Une concurrence féroce

La Canadienne Michela Cava était la meilleure marqueuse de la SHL 2018-2019, elle totalise d’ailleurs 133 points en 83 matchs lors de ses deux premières années suédoises. Mais Cava a désormais choisi de porter les couleurs de Brynäs, une équipe enfin encadrée plus respectueusement et qui nourrit désormais de fortes ambitions. Car à Cava se sont ajoutées Maja Nylén-Persson et ses 18 ans, probablement la défenseure suédoise la plus prometteuse de sa génération, et Lara Stalder, l’attaquante suisse qui a l’habitude d’empiler les points.
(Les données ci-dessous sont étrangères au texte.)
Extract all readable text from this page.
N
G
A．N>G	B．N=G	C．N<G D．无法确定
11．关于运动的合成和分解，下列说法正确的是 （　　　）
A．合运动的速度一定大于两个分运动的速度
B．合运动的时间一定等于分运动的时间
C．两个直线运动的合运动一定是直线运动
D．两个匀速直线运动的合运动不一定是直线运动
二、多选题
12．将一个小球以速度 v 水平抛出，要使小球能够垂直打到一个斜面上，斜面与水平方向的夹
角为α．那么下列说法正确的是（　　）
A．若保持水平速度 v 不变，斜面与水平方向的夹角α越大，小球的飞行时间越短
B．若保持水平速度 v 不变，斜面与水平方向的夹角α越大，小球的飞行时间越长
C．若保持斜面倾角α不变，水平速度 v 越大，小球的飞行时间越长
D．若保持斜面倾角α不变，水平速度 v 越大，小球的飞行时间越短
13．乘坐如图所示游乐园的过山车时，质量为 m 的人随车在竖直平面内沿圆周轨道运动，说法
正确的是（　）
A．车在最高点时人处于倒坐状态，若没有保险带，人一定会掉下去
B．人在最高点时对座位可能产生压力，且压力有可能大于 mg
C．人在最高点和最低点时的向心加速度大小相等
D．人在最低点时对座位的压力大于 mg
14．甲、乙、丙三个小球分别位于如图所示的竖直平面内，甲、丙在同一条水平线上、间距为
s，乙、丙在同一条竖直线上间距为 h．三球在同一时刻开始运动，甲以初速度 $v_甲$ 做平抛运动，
La saison dernière, Stalder, meilleure buteuse 2017-2018, a connu une saison fractionnée en raison d’une épaule douloureuse. La vice-championne de Suède en titre avec Linköping est déjà à son aise à Gävle avec 9 points en seulement 3 matchs.
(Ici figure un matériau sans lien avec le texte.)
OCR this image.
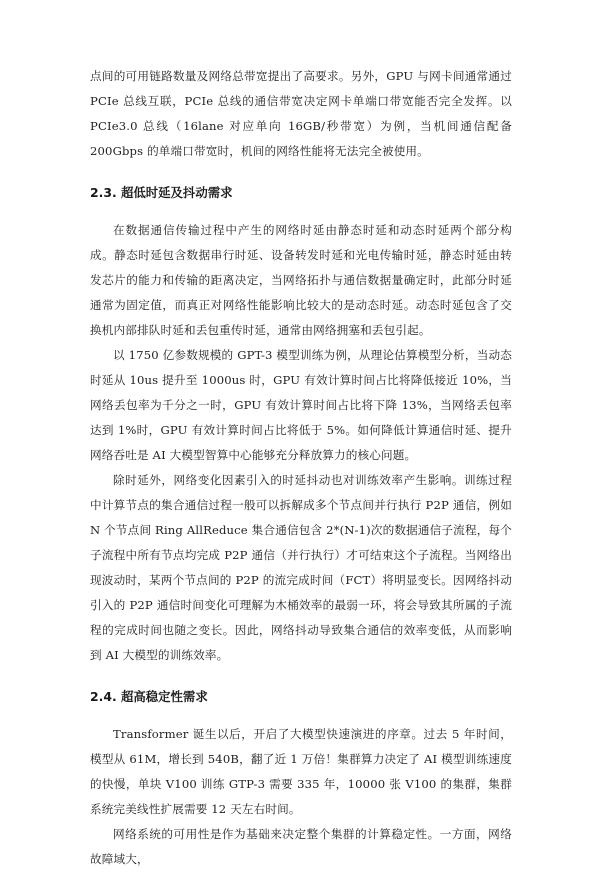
点间的可用链路数量及网络总带宽提出了高要求。另外，GPU 与网卡间通常通过 PCIe 总线互联，PCIe 总线的通信带宽决定网卡单端口带宽能否完全发挥。以 PCIe3.0 总线（16lane 对应单向 16GB/秒带宽）为例，当机间通信配备 200Gbps 的单端口带宽时，机间的网络性能将无法完全被使用。

2.3. 超低时延及抖动需求

在数据通信传输过程中产生的网络时延由静态时延和动态时延两个部分构成。静态时延包含数据串行时延、设备转发时延和光电传输时延，静态时延由转发芯片的能力和传输的距离决定，当网络拓扑与通信数据量确定时，此部分时延通常为固定值，而真正对网络性能影响比较大的是动态时延。动态时延包含了交换机内部排队时延和丢包重传时延，通常由网络拥塞和丢包引起。

以 1750 亿参数规模的 GPT-3 模型训练为例，从理论估算模型分析，当动态时延从 10us 提升至 1000us 时，GPU 有效计算时间占比将降低接近 10%，当网络丢包率为千分之一时，GPU 有效计算时间占比将下降 13%，当网络丢包率达到 1%时，GPU 有效计算时间占比将低于 5%。如何降低计算通信时延、提升网络吞吐是 AI 大模型智算中心能够充分释放算力的核心问题。

除时延外，网络变化因素引入的时延抖动也对训练效率产生影响。训练过程中计算节点的集合通信过程一般可以拆解成多个节点间并行执行 P2P 通信，例如 N 个节点间 Ring AllReduce 集合通信包含 2*(N-1)次的数据通信子流程，每个子流程中所有节点均完成 P2P 通信（并行执行）才可结束这个子流程。当网络出现波动时，某两个节点间的 P2P 的流完成时间（FCT）将明显变长。因网络抖动引入的 P2P 通信时间变化可理解为木桶效率的最弱一环，将会导致其所属的子流程的完成时间也随之变长。因此，网络抖动导致集合通信的效率变低，从而影响到 AI 大模型的训练效率。

2.4. 超高稳定性需求

Transformer 诞生以后，开启了大模型快速演进的序章。过去 5 年时间，模型从 61M，增长到 540B，翻了近 1 万倍！集群算力决定了 AI 模型训练速度的快慢，单块 V100 训练 GTP-3 需要 335 年，10000 张 V100 的集群，集群系统完美线性扩展需要 12 天左右时间。

网络系统的可用性是作为基础来决定整个集群的计算稳定性。一方面，网络故障域大，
Brynäs sera l’un des grands outsiders face aux championnes en titre de Luleå. Le club du nord, outre ses deux titres consécutifs, peut se targuer d’avoir mis la main sur un titre « mondial » après avoir battu il y a un an les Metropolitan Riveters, club basé au New Jersey et représentant la NWHL. Les hockeyeuses de Luleå seront clairement candidates à leur propre succession avec un troisième titre de suite dans le viseur, disposant de pointures comme la gardienne Sara Grahn, la défenseure Jenni Hiirikoski, et les attaquantes Emma Nordin et Michelle Karvinen, pour ne citer qu’elles.
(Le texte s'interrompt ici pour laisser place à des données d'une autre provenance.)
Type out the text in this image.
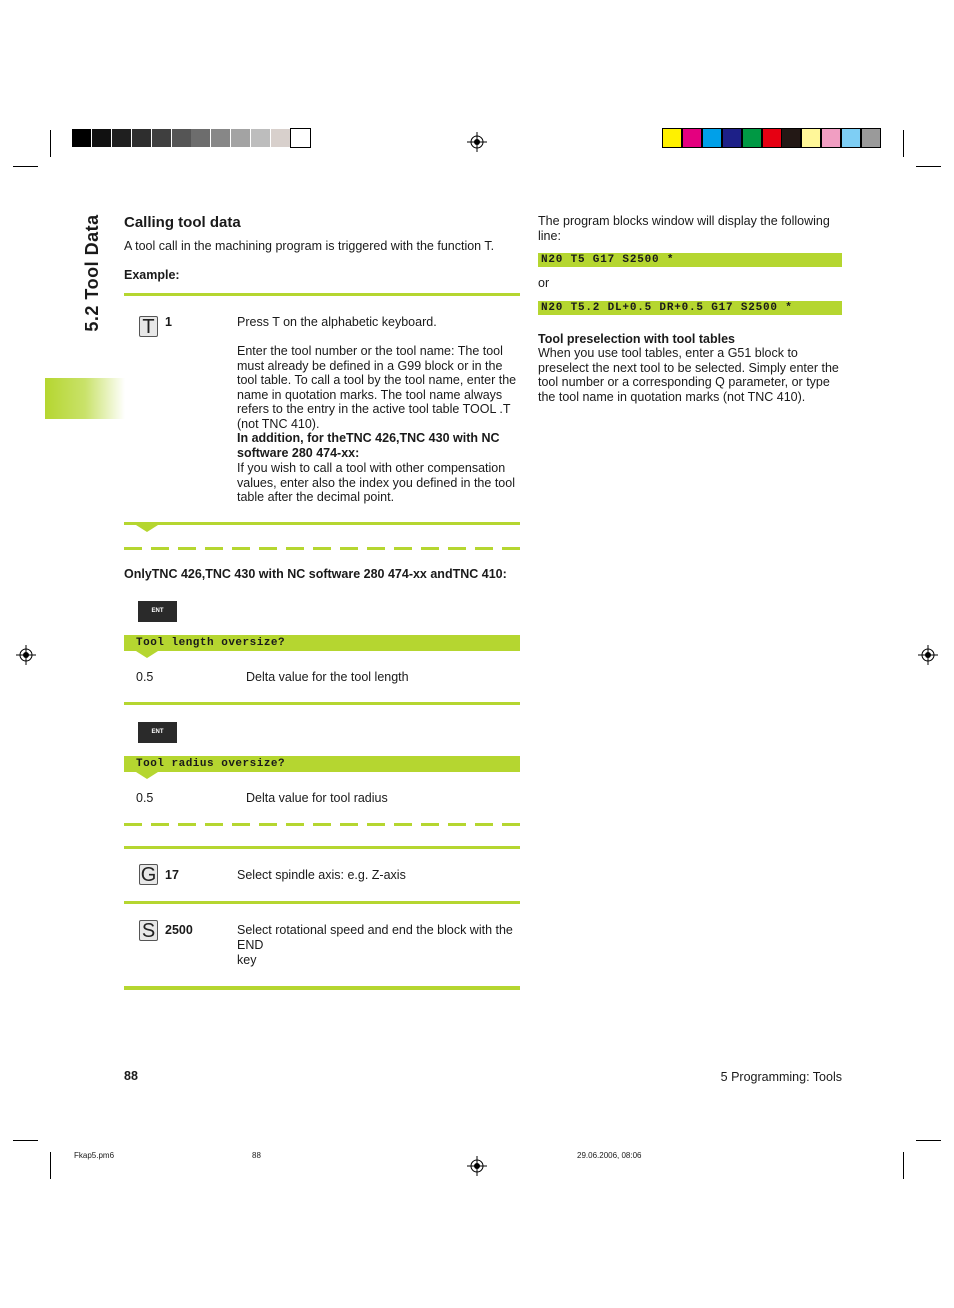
5.2 Tool Data Calling tool data
A tool call in the machining program is triggered with the function T.
Example:
T 1	Press T on the alphabetic keyboard.
Enter the tool number or the tool name: The tool must already be defined in a G99 block or in the tool table. To call a tool by the tool name, enter the name in quotation marks. The tool name always refers to the entry in the active tool table TOOL .T (not TNC 410).
In addition, for theTNC 426,TNC 430 with NC software 280 474-xx:
If you wish to call a tool with other compensation values, enter also the index you defined in the tool table after the decimal point.
OnlyTNC 426,TNC 430 with NC software 280 474-xx andTNC 410:
ENT
Tool length oversize?
0.5	Delta value for the tool length
ENT
Tool radius oversize?
0.5	Delta value for tool radius
G 17	Select spindle axis: e.g. Z-axis
S 2500	Select rotational speed and end the block with the END
key
The program blocks window will display the following line:
N20 T5 G17 S2500 *
or
N20 T5.2 DL+0.5 DR+0.5 G17 S2500 *
Tool preselection with tool tables
When you use tool tables, enter a G51 block to preselect the next tool to be selected. Simply enter the tool number or a corresponding Q parameter, or type the tool name in quotation marks (not TNC 410).
88	5 Programming: Tools
Fkap5.pm6	88	29.06.2006, 08:06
D’autres seront à surveiller. On pense notamment à Djurgården qui a de son côté recruté Jennifer Wakefield. À l’image de Stalder, la Canadienne de 30 ans a également vu la saison dernière se raccourcir en raison des pépins physiques, en l’occurrence une commotion cérébrale. Championne du monde et championne olympique avec le Canada, Wakefield, qui a connu des saisons à plus de 50 points en SDHL, sera un allié de poids, si elle retrouve toutes ses sensations sur la glace.

Comme Wakefield, Sidney Morin est l’une des grandes têtes d’affiche de la SDHL depuis plusieurs années. La défenseure américaine de 24 ans, qui a fait partie du triomphe des États-Unis aux Jeux olympiques de PyeongChang en 2018, est un pilier d’une équipe de HV71 en constante progression. Et qui a une une particularité, la titulaire devant le but est espagnole. Effaçons néanmoins de suite les préjugés puisque Alba Gonzalo, qui effectuera sa troisième année à Jönköping, est l’une des toutes meilleures à son poste dans la ligue. Une Barcelonaise de 22 ans prête à en découdre face à des pointures du hockey féminin, le symbole d’une SDHL suédoise désormais particulièrement attractive.